Apostelgeschichte 25:8

8 indem Paulus sich verantwortete: Weder gegen das Gesetz der Juden, noch gegen den Tempel, noch gegen den Kaiser habe ich etwas gesündigt.

Apostelgeschichte 25:8 Meaning and Commentary

Acts 25:8

While he answered for himself
As he was allowed by the Roman laws to do, he pleaded his own cause, and showed the falsehood of the charges exhibited against him; by observing, that as the crimes alleged against him were reducible to three heads, neither of them were just and true:

neither against the law of the Jews;
the law of Moses, whether moral, ceremonial, or judicial; not the moral law, that he was a strict observer of, both before and since his conversion; nor the ceremonial law, for though it was abolished, and he knew it was, yet for peace sake, and in condescension to the weakness of some, and in order to gain others, he submitted to it, and was performing a branch of it, when he was seized in the temple; nor the judicial law, which concerned the Jews as Jews, and their civil affairs: neither against the temple; at Jerusalem, the profanation of which he was charged with, by bringing a Gentile into it; which was a falsehood, at least a mistake:

nor yet against Caesar, have I offended at all;
for he was charged with sedition, ( Acts 24:5 ) . Caesar was a common name to the Roman emperors, as Pharaoh was to the kings of Egypt; and which they took from Julius Caesar the first of them, who was succeeded by Augustus Caesar, under whom Christ was born; and he by Tiberius, under whom he suffered; the fourth was Caius Caligula; the fifth was Claudius, mentioned in ( Acts 11:28 ) ( 18:2 ) and the present Caesar, to whom Paul now appealed, was Nero; and though succeeding emperors bore this name, it was also given to the second in the empire, or the presumptive heir to it: authors are divided about the original of Caesar, the surname of Julius; some say he had it from the colour of his eyes, which were "Caesii", grey; others from "Caesaries", his fine head of hair; others from his killing of an elephant, which, in the language of the Moors, is called "Caesar": the more common opinion is, that he took his name from his mother's womb, being "Caeso", cut up at his birth, to make way for his passage into the world; in which manner also our King Edward the Sixth came into the world.

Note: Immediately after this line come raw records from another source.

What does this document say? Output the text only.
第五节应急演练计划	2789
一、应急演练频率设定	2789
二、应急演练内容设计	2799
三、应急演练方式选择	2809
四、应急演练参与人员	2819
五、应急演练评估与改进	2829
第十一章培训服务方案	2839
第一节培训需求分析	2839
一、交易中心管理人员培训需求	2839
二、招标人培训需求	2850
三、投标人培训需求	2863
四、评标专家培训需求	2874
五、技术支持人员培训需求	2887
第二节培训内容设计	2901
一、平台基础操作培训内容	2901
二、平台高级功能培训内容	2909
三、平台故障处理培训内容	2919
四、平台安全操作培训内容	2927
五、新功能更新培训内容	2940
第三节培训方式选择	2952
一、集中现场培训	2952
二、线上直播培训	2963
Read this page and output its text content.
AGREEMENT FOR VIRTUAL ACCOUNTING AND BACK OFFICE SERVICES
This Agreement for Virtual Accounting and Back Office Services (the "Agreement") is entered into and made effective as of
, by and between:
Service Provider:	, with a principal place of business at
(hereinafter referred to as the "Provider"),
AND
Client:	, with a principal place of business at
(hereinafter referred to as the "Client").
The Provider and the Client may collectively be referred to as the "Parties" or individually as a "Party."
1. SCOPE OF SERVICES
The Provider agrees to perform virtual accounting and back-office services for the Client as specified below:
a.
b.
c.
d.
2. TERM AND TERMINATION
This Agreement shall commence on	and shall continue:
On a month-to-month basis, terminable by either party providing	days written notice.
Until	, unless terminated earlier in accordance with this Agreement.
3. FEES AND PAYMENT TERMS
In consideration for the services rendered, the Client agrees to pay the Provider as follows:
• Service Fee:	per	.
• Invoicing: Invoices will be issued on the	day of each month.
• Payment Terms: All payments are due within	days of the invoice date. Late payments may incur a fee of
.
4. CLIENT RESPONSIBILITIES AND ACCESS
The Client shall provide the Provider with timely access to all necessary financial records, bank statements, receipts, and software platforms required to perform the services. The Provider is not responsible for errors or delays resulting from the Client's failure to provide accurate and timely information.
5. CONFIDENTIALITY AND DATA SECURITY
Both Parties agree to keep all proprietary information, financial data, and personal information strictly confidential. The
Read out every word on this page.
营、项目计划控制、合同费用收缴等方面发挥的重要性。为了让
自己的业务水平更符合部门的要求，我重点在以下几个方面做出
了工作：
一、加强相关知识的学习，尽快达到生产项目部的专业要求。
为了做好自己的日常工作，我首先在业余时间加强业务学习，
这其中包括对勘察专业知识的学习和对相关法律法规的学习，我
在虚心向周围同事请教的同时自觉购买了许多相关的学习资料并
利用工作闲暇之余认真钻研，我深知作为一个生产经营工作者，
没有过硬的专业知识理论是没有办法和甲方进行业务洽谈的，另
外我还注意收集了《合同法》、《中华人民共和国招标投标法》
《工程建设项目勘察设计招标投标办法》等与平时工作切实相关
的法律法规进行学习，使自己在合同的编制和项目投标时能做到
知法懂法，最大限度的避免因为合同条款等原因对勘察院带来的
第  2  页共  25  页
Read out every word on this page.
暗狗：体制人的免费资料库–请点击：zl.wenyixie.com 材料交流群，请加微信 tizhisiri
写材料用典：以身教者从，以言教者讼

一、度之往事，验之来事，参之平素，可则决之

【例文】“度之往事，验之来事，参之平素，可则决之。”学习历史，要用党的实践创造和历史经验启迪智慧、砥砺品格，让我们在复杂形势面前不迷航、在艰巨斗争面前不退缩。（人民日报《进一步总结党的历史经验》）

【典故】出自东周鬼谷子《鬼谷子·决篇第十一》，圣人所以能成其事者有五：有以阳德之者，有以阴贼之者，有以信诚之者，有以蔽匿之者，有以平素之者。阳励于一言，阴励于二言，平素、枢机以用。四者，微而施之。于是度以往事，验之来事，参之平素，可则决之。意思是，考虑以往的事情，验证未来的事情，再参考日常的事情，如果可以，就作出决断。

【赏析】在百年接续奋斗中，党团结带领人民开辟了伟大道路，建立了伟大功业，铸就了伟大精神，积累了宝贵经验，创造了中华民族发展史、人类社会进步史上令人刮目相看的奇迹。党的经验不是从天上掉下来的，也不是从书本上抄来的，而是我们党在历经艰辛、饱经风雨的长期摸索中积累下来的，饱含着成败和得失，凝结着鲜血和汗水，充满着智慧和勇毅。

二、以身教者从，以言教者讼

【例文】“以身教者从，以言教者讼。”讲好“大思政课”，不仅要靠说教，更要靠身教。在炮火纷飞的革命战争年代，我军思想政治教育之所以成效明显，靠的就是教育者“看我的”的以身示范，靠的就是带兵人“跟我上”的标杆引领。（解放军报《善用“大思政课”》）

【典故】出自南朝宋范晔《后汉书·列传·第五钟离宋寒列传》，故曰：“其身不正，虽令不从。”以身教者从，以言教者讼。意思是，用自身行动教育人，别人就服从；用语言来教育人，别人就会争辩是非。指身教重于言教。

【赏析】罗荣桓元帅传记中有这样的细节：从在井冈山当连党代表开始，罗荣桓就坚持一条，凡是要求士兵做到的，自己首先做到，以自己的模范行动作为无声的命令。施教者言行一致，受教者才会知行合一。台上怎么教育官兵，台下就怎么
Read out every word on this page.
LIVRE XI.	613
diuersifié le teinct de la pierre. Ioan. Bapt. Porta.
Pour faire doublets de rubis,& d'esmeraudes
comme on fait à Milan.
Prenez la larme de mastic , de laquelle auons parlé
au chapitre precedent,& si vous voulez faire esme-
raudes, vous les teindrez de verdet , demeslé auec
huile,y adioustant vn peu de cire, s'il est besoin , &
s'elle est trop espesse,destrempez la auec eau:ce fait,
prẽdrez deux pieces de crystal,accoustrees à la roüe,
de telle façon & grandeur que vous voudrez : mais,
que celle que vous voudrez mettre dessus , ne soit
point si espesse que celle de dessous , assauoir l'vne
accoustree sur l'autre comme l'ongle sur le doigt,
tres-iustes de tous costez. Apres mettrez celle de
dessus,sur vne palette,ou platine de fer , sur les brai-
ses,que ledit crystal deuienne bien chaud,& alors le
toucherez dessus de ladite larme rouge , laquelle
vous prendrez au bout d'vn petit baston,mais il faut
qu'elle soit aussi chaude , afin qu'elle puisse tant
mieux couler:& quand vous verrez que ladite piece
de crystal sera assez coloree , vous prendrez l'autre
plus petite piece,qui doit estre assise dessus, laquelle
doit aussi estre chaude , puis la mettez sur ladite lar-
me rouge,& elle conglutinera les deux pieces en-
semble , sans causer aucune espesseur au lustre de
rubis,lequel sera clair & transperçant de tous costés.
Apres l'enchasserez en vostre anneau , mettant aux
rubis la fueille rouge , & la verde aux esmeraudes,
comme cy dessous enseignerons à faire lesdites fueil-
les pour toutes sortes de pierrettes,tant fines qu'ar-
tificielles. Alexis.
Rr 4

Apostelgeschichte 25:8 In-Context

6 Nachdem er aber nicht mehr als acht oder zehn Tage unter ihnen verweilt hatte, ging er nach Cäsarea hinab; und des folgenden Tages setzte er sich auf den Richterstuhl und befahl, Paulus vorzuführen.
7 Als er aber angekommen war, stellten sich die von Jerusalem herabgekommenen Juden um ihn her und brachten viele und schwere Beschuldigungen vor, die sie nicht zu beweisen vermochten,
8 indem Paulus sich verantwortete: Weder gegen das Gesetz der Juden, noch gegen den Tempel, noch gegen den Kaiser habe ich etwas gesündigt.
9 Festus aber, der sich bei den Juden in Gunst setzen wollte, antwortete dem Paulus und sagte: Willst du nach Jerusalem hinaufgehen und dort dieserhalb vor mir gerichtet werden?
10 Paulus aber sprach: Ich stehe vor dem Richterstuhl des Kaisers, wo ich gerichtet werden muß; den Juden habe ich kein Unrecht getan, wie auch du sehr wohl weißt.